Example: A sudden surge in orders can trigger autoscaling, which provisions additional integration instances to handle the increased volume and process requests in parallel.
Vertical scaling
Scales up by allocating additional resources (such as GCU and RAM) to each individual task or Application Integration instance on demand. Instead of provisioning more instances, vertical scaling enhances the performance of the existing instances.
Example: A complex data transformation task may require additional memory. Vertical scaling allocates additional memory to help complete the task more efficiently.

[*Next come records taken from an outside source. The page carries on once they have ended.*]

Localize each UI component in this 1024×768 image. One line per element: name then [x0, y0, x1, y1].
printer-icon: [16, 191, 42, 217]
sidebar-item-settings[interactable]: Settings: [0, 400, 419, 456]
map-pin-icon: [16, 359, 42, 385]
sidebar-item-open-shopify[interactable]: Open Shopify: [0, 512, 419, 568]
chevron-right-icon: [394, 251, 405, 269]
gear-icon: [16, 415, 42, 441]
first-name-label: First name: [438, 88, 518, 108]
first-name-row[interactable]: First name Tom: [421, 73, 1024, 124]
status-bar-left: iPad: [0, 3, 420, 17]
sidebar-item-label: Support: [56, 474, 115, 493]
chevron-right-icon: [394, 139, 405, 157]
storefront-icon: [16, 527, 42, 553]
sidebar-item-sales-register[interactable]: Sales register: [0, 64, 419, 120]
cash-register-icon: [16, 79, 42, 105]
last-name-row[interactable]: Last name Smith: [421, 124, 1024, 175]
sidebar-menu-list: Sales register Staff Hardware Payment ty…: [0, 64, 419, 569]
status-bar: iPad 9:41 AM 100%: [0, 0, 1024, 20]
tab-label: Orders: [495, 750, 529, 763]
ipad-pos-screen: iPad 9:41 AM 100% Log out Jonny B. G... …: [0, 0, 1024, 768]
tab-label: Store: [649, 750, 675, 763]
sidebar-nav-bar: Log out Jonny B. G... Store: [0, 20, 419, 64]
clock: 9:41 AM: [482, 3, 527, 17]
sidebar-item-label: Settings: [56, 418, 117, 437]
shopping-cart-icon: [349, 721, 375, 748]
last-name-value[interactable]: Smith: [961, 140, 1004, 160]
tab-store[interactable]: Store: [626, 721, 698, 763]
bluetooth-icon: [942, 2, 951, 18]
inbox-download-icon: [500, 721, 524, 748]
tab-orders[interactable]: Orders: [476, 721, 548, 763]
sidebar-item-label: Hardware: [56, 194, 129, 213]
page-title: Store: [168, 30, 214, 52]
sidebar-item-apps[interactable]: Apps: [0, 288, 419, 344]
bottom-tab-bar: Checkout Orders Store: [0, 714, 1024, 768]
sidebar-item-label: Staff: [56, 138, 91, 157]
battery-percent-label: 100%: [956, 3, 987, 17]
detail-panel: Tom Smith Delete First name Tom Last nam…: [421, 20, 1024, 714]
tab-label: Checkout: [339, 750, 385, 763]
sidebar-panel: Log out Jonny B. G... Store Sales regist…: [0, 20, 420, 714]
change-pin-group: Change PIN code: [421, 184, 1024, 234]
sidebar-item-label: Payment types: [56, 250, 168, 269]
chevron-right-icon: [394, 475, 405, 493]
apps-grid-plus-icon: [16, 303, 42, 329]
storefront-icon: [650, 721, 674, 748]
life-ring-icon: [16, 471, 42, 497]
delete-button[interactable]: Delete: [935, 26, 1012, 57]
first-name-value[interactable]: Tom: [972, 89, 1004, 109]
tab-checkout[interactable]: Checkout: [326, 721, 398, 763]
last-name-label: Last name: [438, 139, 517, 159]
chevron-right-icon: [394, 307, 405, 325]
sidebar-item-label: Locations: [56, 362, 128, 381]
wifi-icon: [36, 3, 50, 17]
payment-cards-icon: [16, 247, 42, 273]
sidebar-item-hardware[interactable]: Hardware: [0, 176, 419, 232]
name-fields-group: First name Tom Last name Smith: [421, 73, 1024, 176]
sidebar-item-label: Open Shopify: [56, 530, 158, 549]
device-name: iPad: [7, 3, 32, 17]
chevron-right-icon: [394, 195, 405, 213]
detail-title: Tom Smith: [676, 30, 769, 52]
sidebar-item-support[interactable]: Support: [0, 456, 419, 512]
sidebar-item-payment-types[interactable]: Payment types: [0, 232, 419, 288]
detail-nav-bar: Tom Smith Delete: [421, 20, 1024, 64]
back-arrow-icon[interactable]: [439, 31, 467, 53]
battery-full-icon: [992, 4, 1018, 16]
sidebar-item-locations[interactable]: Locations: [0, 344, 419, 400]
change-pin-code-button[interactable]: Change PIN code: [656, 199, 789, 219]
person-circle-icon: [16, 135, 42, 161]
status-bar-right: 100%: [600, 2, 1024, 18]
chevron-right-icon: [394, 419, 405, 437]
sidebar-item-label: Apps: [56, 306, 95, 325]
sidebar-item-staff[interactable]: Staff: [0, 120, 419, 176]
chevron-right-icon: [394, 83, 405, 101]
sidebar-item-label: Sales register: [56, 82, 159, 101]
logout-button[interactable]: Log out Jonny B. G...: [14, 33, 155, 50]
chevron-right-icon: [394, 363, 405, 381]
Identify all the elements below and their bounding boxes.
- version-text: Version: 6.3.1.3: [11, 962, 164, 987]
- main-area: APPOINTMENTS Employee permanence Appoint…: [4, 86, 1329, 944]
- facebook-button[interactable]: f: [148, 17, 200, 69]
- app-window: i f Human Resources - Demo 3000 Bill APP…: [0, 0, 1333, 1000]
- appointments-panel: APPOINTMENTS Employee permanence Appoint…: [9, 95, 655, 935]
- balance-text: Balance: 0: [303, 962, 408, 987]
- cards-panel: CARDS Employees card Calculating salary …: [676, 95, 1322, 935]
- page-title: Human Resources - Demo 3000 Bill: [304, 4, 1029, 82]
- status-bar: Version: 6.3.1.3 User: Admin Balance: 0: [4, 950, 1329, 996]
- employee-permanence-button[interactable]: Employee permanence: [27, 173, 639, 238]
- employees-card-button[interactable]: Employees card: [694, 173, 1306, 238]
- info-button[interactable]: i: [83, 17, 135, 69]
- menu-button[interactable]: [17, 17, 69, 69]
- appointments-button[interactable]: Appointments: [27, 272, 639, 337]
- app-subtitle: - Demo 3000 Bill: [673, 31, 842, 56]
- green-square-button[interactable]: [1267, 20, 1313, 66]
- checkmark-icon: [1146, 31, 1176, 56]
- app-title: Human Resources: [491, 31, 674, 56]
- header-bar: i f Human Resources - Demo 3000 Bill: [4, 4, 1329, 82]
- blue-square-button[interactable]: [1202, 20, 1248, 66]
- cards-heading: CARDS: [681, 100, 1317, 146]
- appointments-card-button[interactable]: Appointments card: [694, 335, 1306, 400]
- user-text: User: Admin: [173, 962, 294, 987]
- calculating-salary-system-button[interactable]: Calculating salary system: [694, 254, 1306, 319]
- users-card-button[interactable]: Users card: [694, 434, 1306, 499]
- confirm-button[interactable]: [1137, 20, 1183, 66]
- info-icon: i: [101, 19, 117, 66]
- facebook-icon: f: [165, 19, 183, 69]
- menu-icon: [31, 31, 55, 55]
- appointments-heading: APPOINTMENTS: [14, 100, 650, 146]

Application Integration adheres to defined quotas and limits, which can be increased upon request. For more information, see Quotas and limits.
To understand the autoscaling behavior of Integration Connectors, see About autoscaling in Integration Connectors.
Benefits
The autoscaling features of Application Integration provide the following advantages:
- Performance at scale: Automatically adjust to changes in traffic and usage. Planned scaling is still recommended for predictable, high-impact events like seasonal peaks.
- Reduced operational overhead: Scaling is automated and doesn't require manual intervention in most cases. For extreme load spikes, advance planning may still be needed.
- Enhanced reliability: Responds to traffic spikes while maintaining service availability.
- Simplified management: Scaling is handled by Google Cloud's infrastructure, letting teams focus on building integrations instead of managing scaling infrastructure.
Observability and monitoring
Application Integration automatically exports a rich set of metrics to Cloud Monitoring, providing deep insights into the usage, performance, and health of your integrations.
While a single, pre-built dashboard for all metrics across projects isn't directly available within the Application Integration platform, you can leverage Cloud Monitoring to create custom dashboards tailored to your specific needs.
Key Application Integration metrics
Key metrics | Description |
---|---|
Integration execution latency | The time taken for individual integration executions to complete. |
Data processed by integration executions | The size of data processed by integrations, including input/output parameters and payloads. |
Integration execution count | The number of individual tasks or triggers executed within an integration workflow. |
Status | The execution status of the integration or integration step (task or trigger). For example, succeeded, failed, or cancelled. |
For a comprehensive list of all Application Integration metrics available for monitoring, refer to Monitor Application Integration resources.